Arequipa, la Ciudad Blanca que se mira entre volcanes
Piedra volcánica, plazas con historia y cielos siempre despejados: una guía para recorrer el valle del río Chili sin perderse lo esencial, con datos prácticos y direcciones concretas.
Hay una ciudad en el suroeste del Perú donde el río Chili baja sereno entre tres volcanes y las casonas se levantan con una piedra blanca que parece guardar el sol dentro. Esa ciudad es, también, un libro abierto de la historia andina y colonial, y se recorre a pie, con los ojos bien abiertos y el abrigo siempre a mano, porque al caer la tarde la temperatura pega un salto que deja a más de uno en ojotas tiritando.
Cómo llegar y qué clima esperar
Desde Buenos Aires o desde cualquier punto de Argentina lo más cómodo es hacer escala en Lima y tomar un vuelo interno que, según el material de base, demanda una hora y veinticinco minutos hasta el aeropuerto de Arequipa. Una vez en tierra, conviene tener en cuenta un dato que define el viaje: de día el termómetro ronda los 24 grados, pero por la noche cae hasta los 8 o 10 grados. El clima es seco y los cielos suelen estar despejados, así que las vistas panorámicas están casi garantizadas, aunque el mate caliente a la madrugada se vuelve un compañero inseparable.

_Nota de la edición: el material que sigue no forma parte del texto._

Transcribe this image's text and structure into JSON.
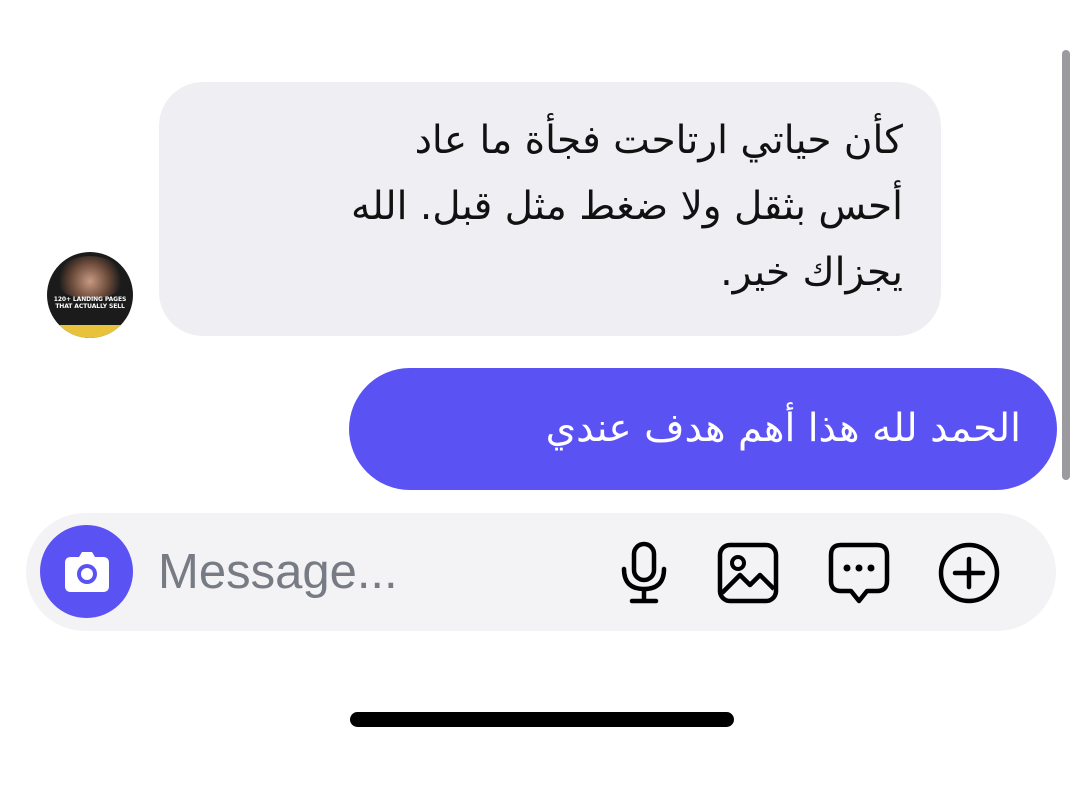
{
  "thread": {
    "incoming_message": {
      "avatar_caption": "120+ LANDING PAGES THAT ACTUALLY SELL",
      "lines": [
        "كأن حياتي ارتاحت فجأة ما عاد",
        "أحس بثقل ولا ضغط مثل قبل. الله",
        "يجزاك خير."
      ]
    },
    "outgoing_message": {
      "text": "الحمد لله هذا أهم هدف عندي"
    }
  },
  "composer": {
    "placeholder": "Message...",
    "value": "",
    "buttons": {
      "camera": "camera-icon",
      "mic": "microphone-icon",
      "gallery": "image-icon",
      "sticker": "chat-bubble-icon",
      "plus": "plus-circle-icon"
    }
  },
  "colors": {
    "accent": "#5b52f4",
    "incoming_bubble": "#efeff3",
    "composer_bg": "#f3f3f5",
    "placeholder": "#767b84"
  }
}
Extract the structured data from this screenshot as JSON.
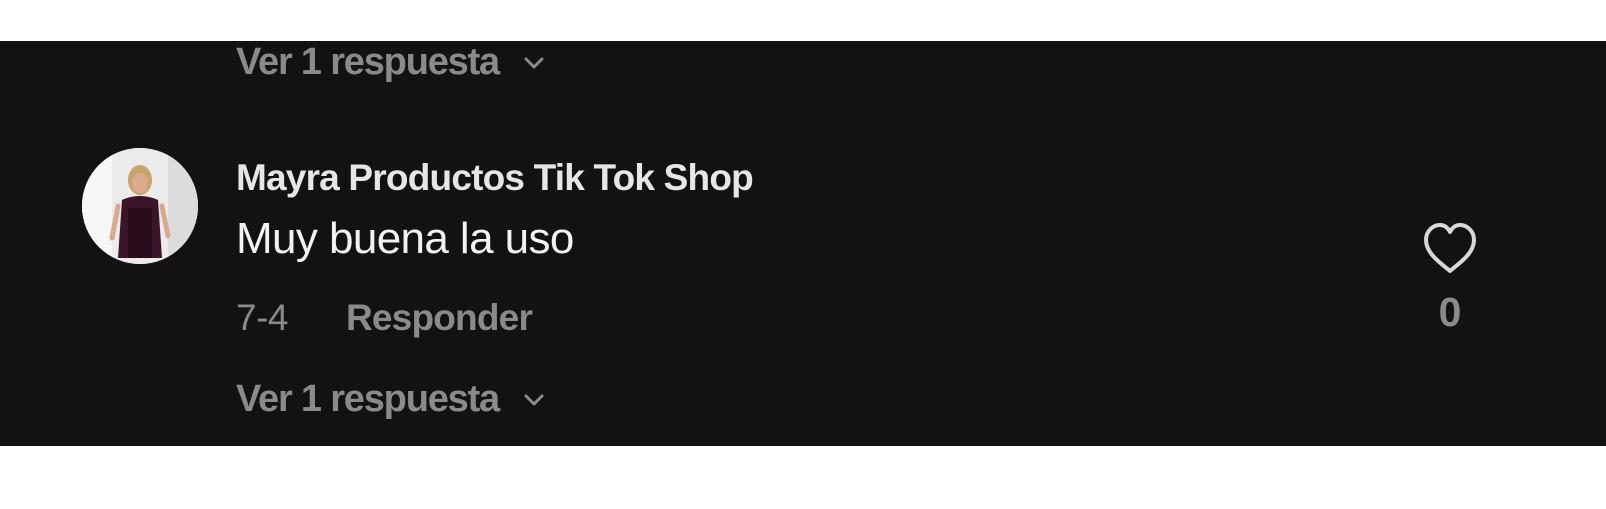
{
  "thread": {
    "view_replies_top": "Ver 1 respuesta",
    "view_replies_bottom": "Ver 1 respuesta"
  },
  "comment": {
    "author": "Mayra Productos Tik Tok Shop",
    "text": "Muy buena la uso",
    "date": "7-4",
    "reply_label": "Responder",
    "like_count": "0",
    "like_icon": "heart-icon",
    "avatar": "user-avatar"
  },
  "colors": {
    "background": "#121212",
    "primary_text": "#f2f2f2",
    "secondary_text": "#8a8a8a"
  }
}
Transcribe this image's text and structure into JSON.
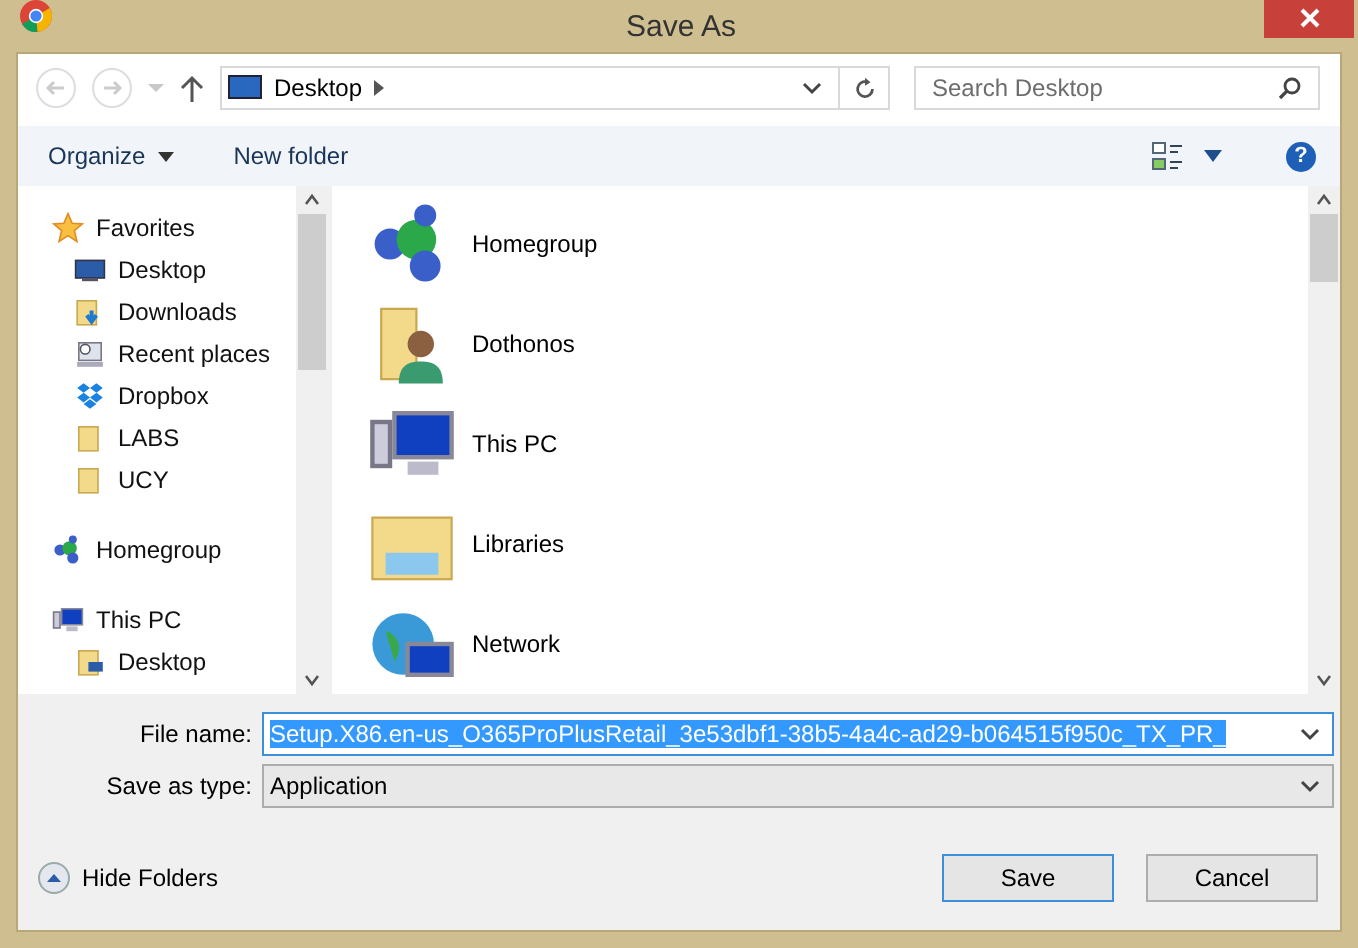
{
  "window": {
    "title": "Save As"
  },
  "navigation": {
    "path": "Desktop",
    "search_placeholder": "Search Desktop",
    "back_disabled": true,
    "forward_disabled": true
  },
  "toolbar": {
    "organize": "Organize",
    "new_folder": "New folder",
    "help": "?"
  },
  "sidebar": {
    "items": [
      {
        "label": "Favorites",
        "kind": "star",
        "children": [
          {
            "label": "Desktop",
            "kind": "desktop"
          },
          {
            "label": "Downloads",
            "kind": "downloads"
          },
          {
            "label": "Recent places",
            "kind": "recent"
          },
          {
            "label": "Dropbox",
            "kind": "dropbox"
          },
          {
            "label": "LABS",
            "kind": "folder"
          },
          {
            "label": "UCY",
            "kind": "folder"
          }
        ]
      },
      {
        "label": "Homegroup",
        "kind": "homegroup"
      },
      {
        "label": "This PC",
        "kind": "pc",
        "children": [
          {
            "label": "Desktop",
            "kind": "folder-desktop"
          }
        ]
      }
    ]
  },
  "items": [
    {
      "label": "Homegroup",
      "kind": "homegroup"
    },
    {
      "label": "Dothonos",
      "kind": "user-folder"
    },
    {
      "label": "This PC",
      "kind": "pc"
    },
    {
      "label": "Libraries",
      "kind": "libraries"
    },
    {
      "label": "Network",
      "kind": "network"
    }
  ],
  "form": {
    "file_name_label": "File name:",
    "file_name": "Setup.X86.en-us_O365ProPlusRetail_3e53dbf1-38b5-4a4c-ad29-b064515f950c_TX_PR_",
    "file_name_selected": true,
    "type_label": "Save as type:",
    "type": "Application"
  },
  "footer": {
    "hide_folders": "Hide Folders",
    "buttons": [
      {
        "label": "Save",
        "default": true
      },
      {
        "label": "Cancel",
        "default": false
      }
    ]
  }
}
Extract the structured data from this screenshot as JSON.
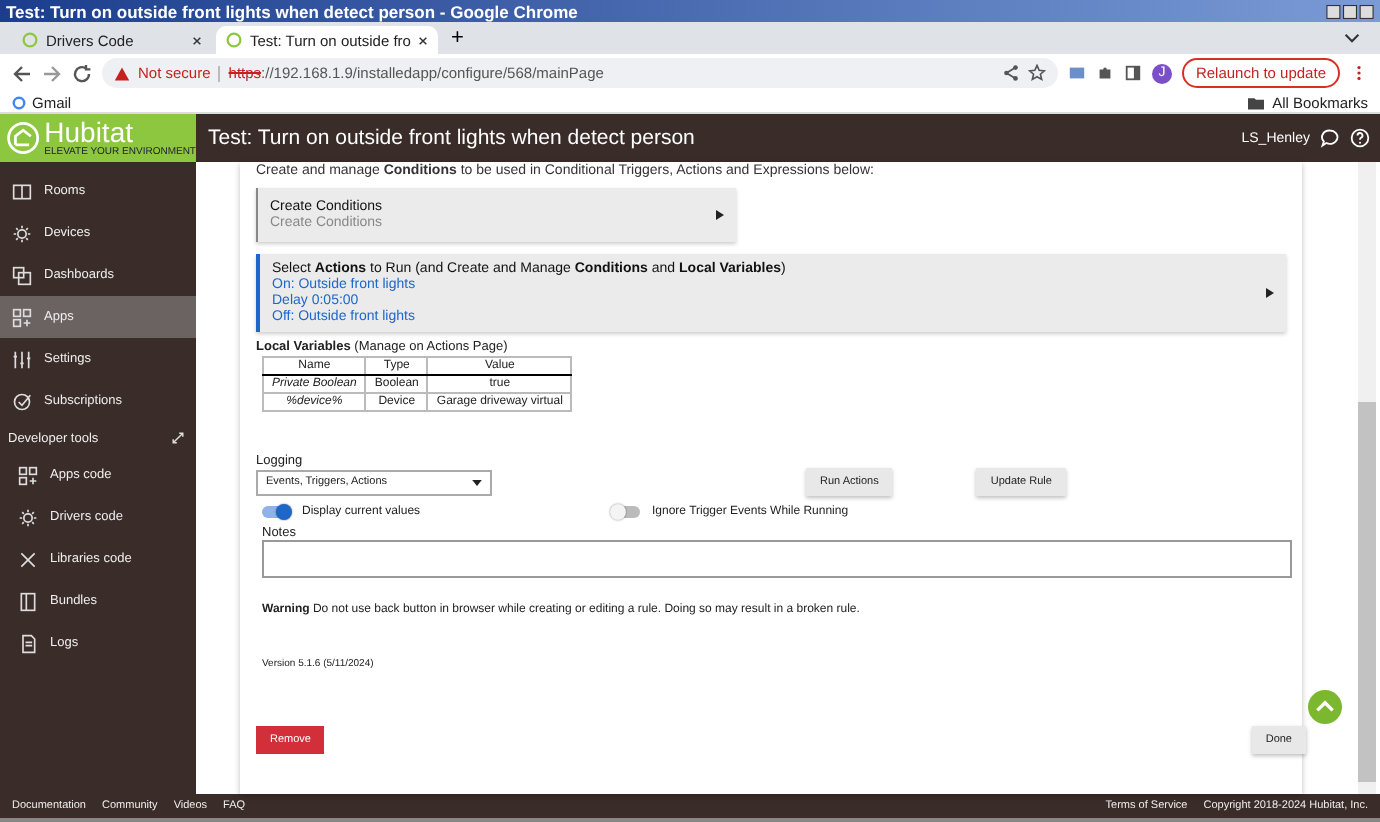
{
  "window": {
    "title": "Test: Turn on outside front lights when detect person - Google Chrome"
  },
  "tabs": [
    {
      "label": "Drivers Code",
      "selected": false
    },
    {
      "label": "Test: Turn on outside fro",
      "selected": true
    }
  ],
  "new_tab": "+",
  "address": {
    "warning": "Not secure",
    "url_scheme": "https",
    "url_rest": "://192.168.1.9/installedapp/configure/568/mainPage"
  },
  "relaunch": "Relaunch to update",
  "profile": "J",
  "bookmarks": [
    {
      "label": "Gmail"
    }
  ],
  "all_bookmarks": "All Bookmarks",
  "app": {
    "logo": "Hubitat",
    "tagline": "ELEVATE YOUR ENVIRONMENT",
    "page_title": "Test: Turn on outside front lights when detect person",
    "user": "LS_Henley"
  },
  "sidebar": {
    "items": [
      {
        "label": "Rooms",
        "selected": false
      },
      {
        "label": "Devices",
        "selected": false
      },
      {
        "label": "Dashboards",
        "selected": false
      },
      {
        "label": "Apps",
        "selected": true
      },
      {
        "label": "Settings",
        "selected": false
      },
      {
        "label": "Subscriptions",
        "selected": false
      }
    ],
    "section": "Developer tools",
    "dev_items": [
      {
        "label": "Apps code",
        "selected": false
      },
      {
        "label": "Drivers code",
        "selected": false
      },
      {
        "label": "Libraries code",
        "selected": false
      },
      {
        "label": "Bundles",
        "selected": false
      },
      {
        "label": "Logs",
        "selected": false
      }
    ]
  },
  "intro": "Create and manage **Conditions** to be used in Conditional Triggers, Actions and Expressions below:",
  "sections": [
    {
      "kind": "plain",
      "title": "Create Conditions",
      "lines": [
        "Create Conditions"
      ]
    },
    {
      "kind": "accent",
      "title": "Select **Actions** to Run (and Create and Manage **Conditions** and **Local Variables**)",
      "lines": [
        "On: Outside front lights",
        "Delay 0:05:00",
        "Off: Outside front lights"
      ]
    }
  ],
  "local_variables": {
    "title": "**Local Variables** (Manage on Actions Page)",
    "columns": [
      "Name",
      "Type",
      "Value"
    ],
    "rows": [
      [
        "Private Boolean",
        "Boolean",
        "true"
      ],
      [
        "%device%",
        "Device",
        "Garage driveway virtual"
      ]
    ]
  },
  "logging": {
    "label": "Logging",
    "value": "Events, Triggers, Actions"
  },
  "buttons": [
    "Run Actions",
    "Update Rule"
  ],
  "toggles": [
    {
      "label": "Display current values",
      "on": true
    },
    {
      "label": "Ignore Trigger Events While Running",
      "on": false
    }
  ],
  "notes": {
    "label": "Notes"
  },
  "warning": "**Warning** Do not use back button in browser while creating or editing a rule. Doing so may result in a broken rule.",
  "version": "Version 5.1.6 (5/11/2024)",
  "remove": "Remove",
  "done": "Done",
  "footer": {
    "links": [
      "Documentation",
      "Community",
      "Videos",
      "FAQ"
    ],
    "terms": "Terms of Service",
    "copyright": "Copyright 2018-2024 Hubitat, Inc."
  }
}
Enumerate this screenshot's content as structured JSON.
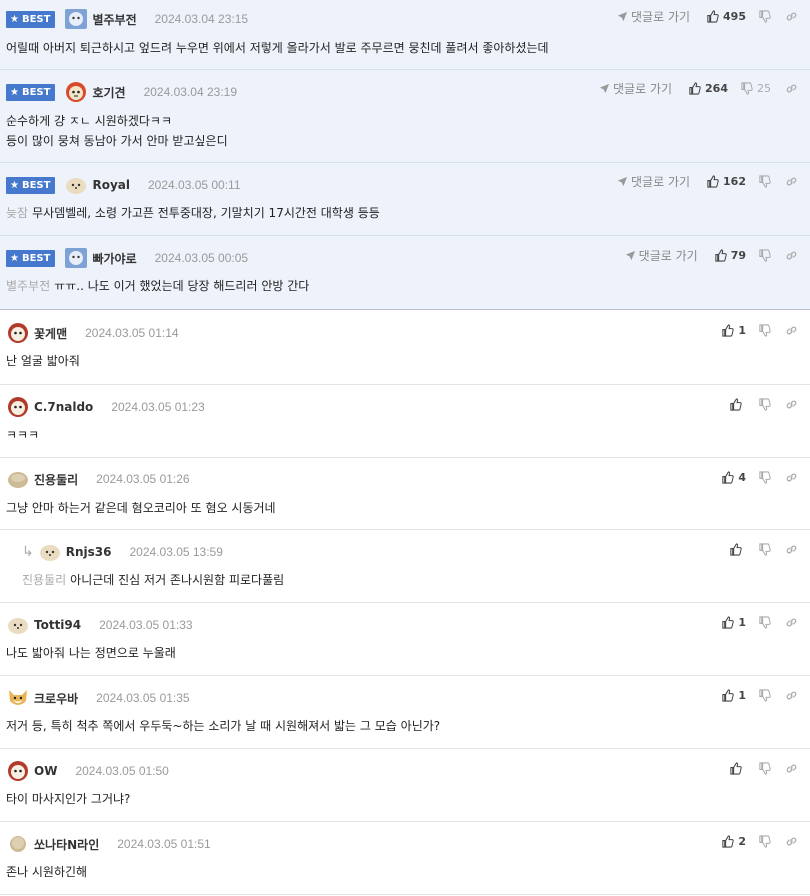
{
  "best_label": "BEST",
  "goto_label": "댓글로 가기",
  "comments": [
    {
      "nick": "별주부전",
      "date": "2024.03.04 23:15",
      "likes": "495",
      "dislikes": "",
      "lines": [
        "어릴때 아버지 퇴근하시고 엎드려 누우면 위에서 저렇게 올라가서 발로 주무르면 뭉친데 풀려서 좋아하셨는데"
      ],
      "tag": ""
    },
    {
      "nick": "호기견",
      "date": "2024.03.04 23:19",
      "likes": "264",
      "dislikes": "25",
      "lines": [
        "순수하게 걍 ㅈㄴ 시원하겠다ㅋㅋ",
        "등이 많이 뭉쳐 동남아 가서 안마 받고싶은디"
      ],
      "tag": ""
    },
    {
      "nick": "Royal",
      "date": "2024.03.05 00:11",
      "likes": "162",
      "dislikes": "",
      "lines": [
        "무사뎀벨레, 소령 가고픈 전투중대장, 기말치기 17시간전 대학생 등등"
      ],
      "tag": "늦잠"
    },
    {
      "nick": "빠가야로",
      "date": "2024.03.05 00:05",
      "likes": "79",
      "dislikes": "",
      "lines": [
        "ㅠㅠ.. 나도 이거 했었는데 당장 해드리러 안방 간다"
      ],
      "tag": "별주부전"
    },
    {
      "nick": "꽃게맨",
      "date": "2024.03.05 01:14",
      "likes": "1",
      "lines": [
        "난 얼굴 밟아줘"
      ],
      "tag": ""
    },
    {
      "nick": "C.7naldo",
      "date": "2024.03.05 01:23",
      "likes": "",
      "lines": [
        "ㅋㅋㅋ"
      ],
      "tag": ""
    },
    {
      "nick": "진용둘리",
      "date": "2024.03.05 01:26",
      "likes": "4",
      "lines": [
        "그냥 안마 하는거 같은데 혐오코리아 또 혐오 시동거네"
      ],
      "tag": ""
    },
    {
      "nick": "Rnjs36",
      "date": "2024.03.05 13:59",
      "likes": "",
      "lines": [
        "아니근데 진심 저거 존나시원함 피로다풀림"
      ],
      "tag": "진용둘리"
    },
    {
      "nick": "Totti94",
      "date": "2024.03.05 01:33",
      "likes": "1",
      "lines": [
        "나도 밟아줘 나는 정면으로 누울래"
      ],
      "tag": ""
    },
    {
      "nick": "크로우바",
      "date": "2024.03.05 01:35",
      "likes": "1",
      "lines": [
        "저거 등, 특히 척추 쪽에서 우두둑~하는 소리가 날 때 시원해져서 밟는 그 모습 아닌가?"
      ],
      "tag": ""
    },
    {
      "nick": "OW",
      "date": "2024.03.05 01:50",
      "likes": "",
      "lines": [
        "타이 마사지인가 그거냐?"
      ],
      "tag": ""
    },
    {
      "nick": "쏘나타N라인",
      "date": "2024.03.05 01:51",
      "likes": "2",
      "lines": [
        "존나 시원하긴해"
      ],
      "tag": ""
    }
  ],
  "colors": {
    "best_badge": "#4679ce",
    "best_bg": "#eef3fb",
    "tag_text": "#a9a9a9"
  }
}
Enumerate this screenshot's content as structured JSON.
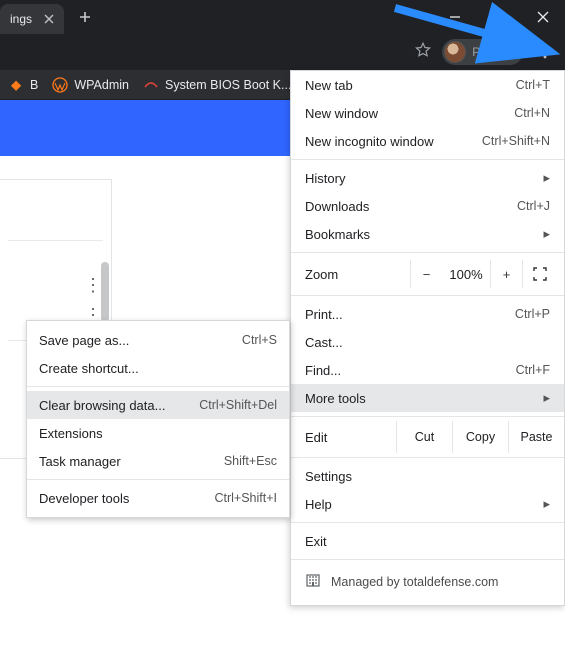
{
  "colors": {
    "arrow": "#2a8bff",
    "pageBlue": "#3066ff"
  },
  "tab": {
    "title": "ings"
  },
  "profile": {
    "status": "Paused"
  },
  "bookmarks": [
    {
      "label": "B",
      "iconColor": "#ff7a1a"
    },
    {
      "label": "WPAdmin",
      "iconType": "wp"
    },
    {
      "label": "System BIOS Boot K...",
      "iconType": "red"
    }
  ],
  "menu": {
    "new_tab": {
      "label": "New tab",
      "shortcut": "Ctrl+T"
    },
    "new_window": {
      "label": "New window",
      "shortcut": "Ctrl+N"
    },
    "new_incognito": {
      "label": "New incognito window",
      "shortcut": "Ctrl+Shift+N"
    },
    "history": {
      "label": "History"
    },
    "downloads": {
      "label": "Downloads",
      "shortcut": "Ctrl+J"
    },
    "bookmarks": {
      "label": "Bookmarks"
    },
    "zoom": {
      "label": "Zoom",
      "minus": "−",
      "pct": "100%",
      "plus": "+"
    },
    "print": {
      "label": "Print...",
      "shortcut": "Ctrl+P"
    },
    "cast": {
      "label": "Cast..."
    },
    "find": {
      "label": "Find...",
      "shortcut": "Ctrl+F"
    },
    "more_tools": {
      "label": "More tools"
    },
    "edit": {
      "label": "Edit",
      "cut": "Cut",
      "copy": "Copy",
      "paste": "Paste"
    },
    "settings": {
      "label": "Settings"
    },
    "help": {
      "label": "Help"
    },
    "exit": {
      "label": "Exit"
    },
    "managed": {
      "label": "Managed by totaldefense.com"
    }
  },
  "submenu": {
    "save_as": {
      "label": "Save page as...",
      "shortcut": "Ctrl+S"
    },
    "create_shortcut": {
      "label": "Create shortcut..."
    },
    "clear_data": {
      "label": "Clear browsing data...",
      "shortcut": "Ctrl+Shift+Del"
    },
    "extensions": {
      "label": "Extensions"
    },
    "task_manager": {
      "label": "Task manager",
      "shortcut": "Shift+Esc"
    },
    "dev_tools": {
      "label": "Developer tools",
      "shortcut": "Ctrl+Shift+I"
    }
  }
}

La Plaza de Armas, el corazón del recorrido
El punto de partida obligado es la Plaza de Armas, rodeada por la catedral y los portales de la Municipalidad, de Flores y de San Agustín. Ese conjunto fue declarado Patrimonio Cultural de la Humanidad por la Unesco en 2000, en reconocimiento a una arquitectura que combina técnicas constructivas europeas y nativas. El material distintivo es el sillar, una piedra de origen volcánico que le valió a Arequipa el apodo de Ciudad Blanca y que le da a las fachadas ese tono luminoso que cambia con la luz del atardecer.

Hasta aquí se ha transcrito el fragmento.